For a general line-plane intersection there are lot of answers and tutorials.

Your case is simple due to the plane is horizontal.

I suppose the camera is at C(cx, cy, cz) and it looks at T(tx, ty,tz).
Then the line camera-target can be defined by:

cx - x     cy - y     cz - z
------  =  ------  =  ------        /// These are two independant equations
tx - cx    ty - cy    tz - cz

For a horizontal plane, only a equation is needed: y = H. Substitute this value in the line equations and you get

(cx-x)/(tx-cx) = (cy-H)/(ty-cy)
(cz-z)/(tz-cz) = (cy-H)/(ty-cy)

So

x = cx - (tx-cx)*(cy-H)/(ty-cy)
y = H
z = cz - (tz-cz)*(cy-H)/(ty-cy)

Of course if your camera looks in an also horizontal line then ty=cy and there is not solution.

There are two sub-problems here: 1) Extracting the position and view-direction from the camera matrix. 2) Calculating the intersection between the view-ray and the plane.

Extracting position and view-direction

The view matrix describes how points are transformed from world-space to view space. The view-space in OpenGL is usually defined such that the camera is in the origin and looks into the -z direction.
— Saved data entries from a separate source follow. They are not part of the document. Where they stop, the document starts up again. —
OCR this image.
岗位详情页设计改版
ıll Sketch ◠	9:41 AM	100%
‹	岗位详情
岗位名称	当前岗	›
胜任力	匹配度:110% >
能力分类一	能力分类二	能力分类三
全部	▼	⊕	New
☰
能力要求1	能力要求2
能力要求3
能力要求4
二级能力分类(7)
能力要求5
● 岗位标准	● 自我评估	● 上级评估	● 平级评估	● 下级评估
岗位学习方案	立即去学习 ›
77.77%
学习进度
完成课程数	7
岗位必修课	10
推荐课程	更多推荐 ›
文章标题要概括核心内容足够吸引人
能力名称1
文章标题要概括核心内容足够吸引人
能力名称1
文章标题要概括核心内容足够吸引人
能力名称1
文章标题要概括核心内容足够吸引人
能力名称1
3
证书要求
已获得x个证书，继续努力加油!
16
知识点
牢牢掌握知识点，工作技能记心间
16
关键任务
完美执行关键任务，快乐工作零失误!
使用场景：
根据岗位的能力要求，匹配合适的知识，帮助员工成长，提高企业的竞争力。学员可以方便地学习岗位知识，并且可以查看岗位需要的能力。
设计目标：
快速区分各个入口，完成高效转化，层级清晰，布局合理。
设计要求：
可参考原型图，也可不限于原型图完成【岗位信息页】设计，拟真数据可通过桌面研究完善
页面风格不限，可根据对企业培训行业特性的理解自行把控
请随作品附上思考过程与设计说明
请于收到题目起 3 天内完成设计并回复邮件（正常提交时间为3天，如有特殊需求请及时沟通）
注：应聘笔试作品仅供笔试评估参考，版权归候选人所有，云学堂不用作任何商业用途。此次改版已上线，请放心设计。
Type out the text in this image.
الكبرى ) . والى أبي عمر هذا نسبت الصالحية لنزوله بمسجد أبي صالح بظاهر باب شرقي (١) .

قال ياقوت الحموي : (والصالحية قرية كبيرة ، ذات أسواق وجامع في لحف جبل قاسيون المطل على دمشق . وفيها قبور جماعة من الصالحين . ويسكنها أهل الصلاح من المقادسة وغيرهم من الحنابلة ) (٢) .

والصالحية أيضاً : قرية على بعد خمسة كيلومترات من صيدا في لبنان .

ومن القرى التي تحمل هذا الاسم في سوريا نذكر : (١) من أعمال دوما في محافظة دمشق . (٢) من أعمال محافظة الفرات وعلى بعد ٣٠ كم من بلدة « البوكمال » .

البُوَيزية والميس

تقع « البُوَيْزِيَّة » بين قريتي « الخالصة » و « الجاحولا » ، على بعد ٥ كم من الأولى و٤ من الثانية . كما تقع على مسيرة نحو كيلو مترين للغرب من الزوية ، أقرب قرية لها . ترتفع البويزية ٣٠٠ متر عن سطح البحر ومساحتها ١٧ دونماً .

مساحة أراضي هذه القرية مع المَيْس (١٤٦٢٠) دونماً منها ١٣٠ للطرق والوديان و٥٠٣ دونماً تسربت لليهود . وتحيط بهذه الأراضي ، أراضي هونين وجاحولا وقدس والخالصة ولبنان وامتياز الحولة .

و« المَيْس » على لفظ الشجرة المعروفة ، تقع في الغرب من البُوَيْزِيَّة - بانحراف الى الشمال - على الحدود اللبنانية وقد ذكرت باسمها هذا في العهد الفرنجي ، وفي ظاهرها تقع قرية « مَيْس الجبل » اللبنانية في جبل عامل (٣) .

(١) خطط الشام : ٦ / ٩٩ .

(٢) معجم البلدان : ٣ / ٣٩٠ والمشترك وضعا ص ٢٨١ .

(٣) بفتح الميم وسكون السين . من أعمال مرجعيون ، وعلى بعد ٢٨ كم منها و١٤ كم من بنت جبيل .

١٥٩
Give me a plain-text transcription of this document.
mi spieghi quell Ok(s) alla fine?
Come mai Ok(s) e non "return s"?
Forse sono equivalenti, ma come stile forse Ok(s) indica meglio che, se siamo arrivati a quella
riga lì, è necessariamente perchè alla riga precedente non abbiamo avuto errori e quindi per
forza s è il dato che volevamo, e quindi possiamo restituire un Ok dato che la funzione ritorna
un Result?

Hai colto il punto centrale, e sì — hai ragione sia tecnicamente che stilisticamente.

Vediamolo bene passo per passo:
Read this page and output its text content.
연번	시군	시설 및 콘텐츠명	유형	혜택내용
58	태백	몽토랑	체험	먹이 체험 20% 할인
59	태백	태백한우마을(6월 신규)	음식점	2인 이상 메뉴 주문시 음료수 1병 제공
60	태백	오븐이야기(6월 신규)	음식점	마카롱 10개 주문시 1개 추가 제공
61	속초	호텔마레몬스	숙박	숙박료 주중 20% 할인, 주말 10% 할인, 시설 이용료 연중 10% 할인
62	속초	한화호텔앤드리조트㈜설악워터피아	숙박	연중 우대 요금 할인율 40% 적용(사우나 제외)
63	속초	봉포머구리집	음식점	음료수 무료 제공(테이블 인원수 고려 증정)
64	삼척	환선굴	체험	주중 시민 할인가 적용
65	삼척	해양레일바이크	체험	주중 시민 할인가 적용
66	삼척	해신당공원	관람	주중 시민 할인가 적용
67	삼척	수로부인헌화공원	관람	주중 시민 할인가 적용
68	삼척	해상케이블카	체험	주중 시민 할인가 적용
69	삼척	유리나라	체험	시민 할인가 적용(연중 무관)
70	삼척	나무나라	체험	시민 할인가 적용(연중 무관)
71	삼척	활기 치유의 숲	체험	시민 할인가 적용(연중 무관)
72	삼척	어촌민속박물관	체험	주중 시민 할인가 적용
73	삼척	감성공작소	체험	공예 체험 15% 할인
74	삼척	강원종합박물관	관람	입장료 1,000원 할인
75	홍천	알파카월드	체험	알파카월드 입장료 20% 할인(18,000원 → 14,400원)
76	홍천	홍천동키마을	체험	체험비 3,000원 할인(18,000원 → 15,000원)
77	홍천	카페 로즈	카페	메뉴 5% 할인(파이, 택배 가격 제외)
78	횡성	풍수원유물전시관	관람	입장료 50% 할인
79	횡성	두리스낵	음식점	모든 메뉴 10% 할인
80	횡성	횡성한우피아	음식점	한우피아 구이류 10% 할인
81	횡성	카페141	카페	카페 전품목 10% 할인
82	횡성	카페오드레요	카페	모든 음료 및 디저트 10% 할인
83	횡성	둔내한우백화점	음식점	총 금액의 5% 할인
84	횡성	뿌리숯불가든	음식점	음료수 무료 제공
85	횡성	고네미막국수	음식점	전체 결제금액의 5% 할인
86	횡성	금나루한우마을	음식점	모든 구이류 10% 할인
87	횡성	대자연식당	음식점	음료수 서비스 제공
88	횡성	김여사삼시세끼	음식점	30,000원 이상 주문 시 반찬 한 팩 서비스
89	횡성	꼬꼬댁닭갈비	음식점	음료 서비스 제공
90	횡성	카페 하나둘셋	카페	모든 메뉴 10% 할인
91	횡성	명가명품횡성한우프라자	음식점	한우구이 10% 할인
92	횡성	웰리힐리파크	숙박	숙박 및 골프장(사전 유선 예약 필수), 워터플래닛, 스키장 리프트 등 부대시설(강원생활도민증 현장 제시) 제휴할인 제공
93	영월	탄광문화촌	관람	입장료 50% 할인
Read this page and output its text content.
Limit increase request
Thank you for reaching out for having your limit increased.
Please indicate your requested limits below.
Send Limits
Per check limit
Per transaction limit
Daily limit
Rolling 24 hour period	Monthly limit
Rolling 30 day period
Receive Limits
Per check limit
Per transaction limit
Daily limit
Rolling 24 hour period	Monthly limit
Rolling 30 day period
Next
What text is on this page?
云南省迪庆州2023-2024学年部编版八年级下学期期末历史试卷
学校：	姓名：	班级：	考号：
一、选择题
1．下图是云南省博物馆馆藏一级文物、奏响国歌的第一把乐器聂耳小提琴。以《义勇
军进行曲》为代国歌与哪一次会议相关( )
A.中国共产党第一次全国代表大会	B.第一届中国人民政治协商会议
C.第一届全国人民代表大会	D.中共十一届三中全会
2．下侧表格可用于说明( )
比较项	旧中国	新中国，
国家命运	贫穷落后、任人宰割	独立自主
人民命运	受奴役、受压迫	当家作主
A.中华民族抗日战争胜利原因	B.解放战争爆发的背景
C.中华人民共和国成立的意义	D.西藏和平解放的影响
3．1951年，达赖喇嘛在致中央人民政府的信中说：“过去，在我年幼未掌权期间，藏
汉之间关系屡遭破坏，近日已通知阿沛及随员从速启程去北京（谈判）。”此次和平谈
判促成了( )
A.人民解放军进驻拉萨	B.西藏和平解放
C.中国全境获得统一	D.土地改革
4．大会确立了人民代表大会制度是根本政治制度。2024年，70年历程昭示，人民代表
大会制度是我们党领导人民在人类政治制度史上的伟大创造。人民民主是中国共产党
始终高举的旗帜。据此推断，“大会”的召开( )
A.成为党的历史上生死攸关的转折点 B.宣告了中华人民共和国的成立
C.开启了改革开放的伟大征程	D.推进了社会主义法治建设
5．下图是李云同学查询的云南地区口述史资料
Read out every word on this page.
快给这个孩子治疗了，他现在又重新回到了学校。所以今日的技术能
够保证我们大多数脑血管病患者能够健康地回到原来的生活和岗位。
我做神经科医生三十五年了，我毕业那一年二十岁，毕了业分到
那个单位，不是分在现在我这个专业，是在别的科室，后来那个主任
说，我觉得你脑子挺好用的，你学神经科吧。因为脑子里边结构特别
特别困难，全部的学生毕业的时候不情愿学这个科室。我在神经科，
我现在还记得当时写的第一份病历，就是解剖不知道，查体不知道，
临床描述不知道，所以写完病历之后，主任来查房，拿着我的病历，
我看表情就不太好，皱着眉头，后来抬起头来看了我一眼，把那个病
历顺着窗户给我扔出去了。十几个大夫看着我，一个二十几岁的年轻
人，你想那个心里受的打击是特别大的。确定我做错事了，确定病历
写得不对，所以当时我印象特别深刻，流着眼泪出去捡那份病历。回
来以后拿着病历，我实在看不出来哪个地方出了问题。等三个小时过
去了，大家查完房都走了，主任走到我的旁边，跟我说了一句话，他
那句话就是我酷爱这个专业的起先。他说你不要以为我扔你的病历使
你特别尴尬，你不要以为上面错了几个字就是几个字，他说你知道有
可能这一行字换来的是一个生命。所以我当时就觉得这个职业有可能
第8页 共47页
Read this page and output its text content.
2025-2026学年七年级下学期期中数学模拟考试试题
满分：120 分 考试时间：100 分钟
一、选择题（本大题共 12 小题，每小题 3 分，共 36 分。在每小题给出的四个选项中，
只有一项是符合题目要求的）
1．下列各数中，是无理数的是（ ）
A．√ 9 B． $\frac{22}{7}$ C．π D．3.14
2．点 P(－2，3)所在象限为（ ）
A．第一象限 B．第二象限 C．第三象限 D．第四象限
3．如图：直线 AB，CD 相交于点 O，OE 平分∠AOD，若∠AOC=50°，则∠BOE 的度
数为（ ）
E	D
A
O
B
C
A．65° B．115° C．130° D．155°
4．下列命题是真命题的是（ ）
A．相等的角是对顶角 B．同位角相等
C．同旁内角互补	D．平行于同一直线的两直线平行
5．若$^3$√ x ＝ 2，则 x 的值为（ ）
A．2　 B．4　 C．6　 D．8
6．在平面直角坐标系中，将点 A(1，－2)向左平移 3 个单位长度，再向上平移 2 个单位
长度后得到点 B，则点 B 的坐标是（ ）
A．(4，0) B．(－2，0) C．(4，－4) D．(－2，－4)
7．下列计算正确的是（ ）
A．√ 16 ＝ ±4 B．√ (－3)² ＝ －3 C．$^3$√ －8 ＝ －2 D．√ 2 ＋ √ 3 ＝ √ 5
To get the position of the camera, we have to transform the origin [0,0,0] of the view-space back into world-space. Mathematically speaking, we have to calculate:

camera_pos_ws = inverse(view_matrix) * [0,0,0,1]

but when looking at the equation we'll see that we are only interrested in the 4th column of the inverse matrix which will contain ¹

camera_pos_ws = [-view_matrix[12], -view_matrix[13], -view_matrix[14]]

The orientation of the camera can be found by a similar calculation. We know that the camera looks in -z direction in view-space thus the world space direction is given by

camera_dir_ws = inverse(view_matrix) * [0,0,-1,0];

Again, when looking at the equation, we'll see that this only takes the third row of the inverse matrix into account which is given by²

camera_dir_ws = [-view_matrix[2], -view_matrix[6], -view_matrix[10]]

Calculating the intersection

We now know the camera position P and the view direction D, thus we have to find the x,z value along the ray R(x,y,z) = P + l * D where y equals H. Since there is only one unknown, l, we can calculate that from

y = Py + l * Dy
H = Py + l * Dy
l = (H - Py) / Dy

The intersection point is then given by pasting l back into the ray equation.

Notes

¹ The indices assume that the matrix is stored in a column-major linear array.

² Note, that the inverse of a matrix of the form

M = [  R T ]
       0 1

, where R is a orthogonal 3x3 matrix, is given by

inv(M) = [ transpose(R)  -T ]
                0         1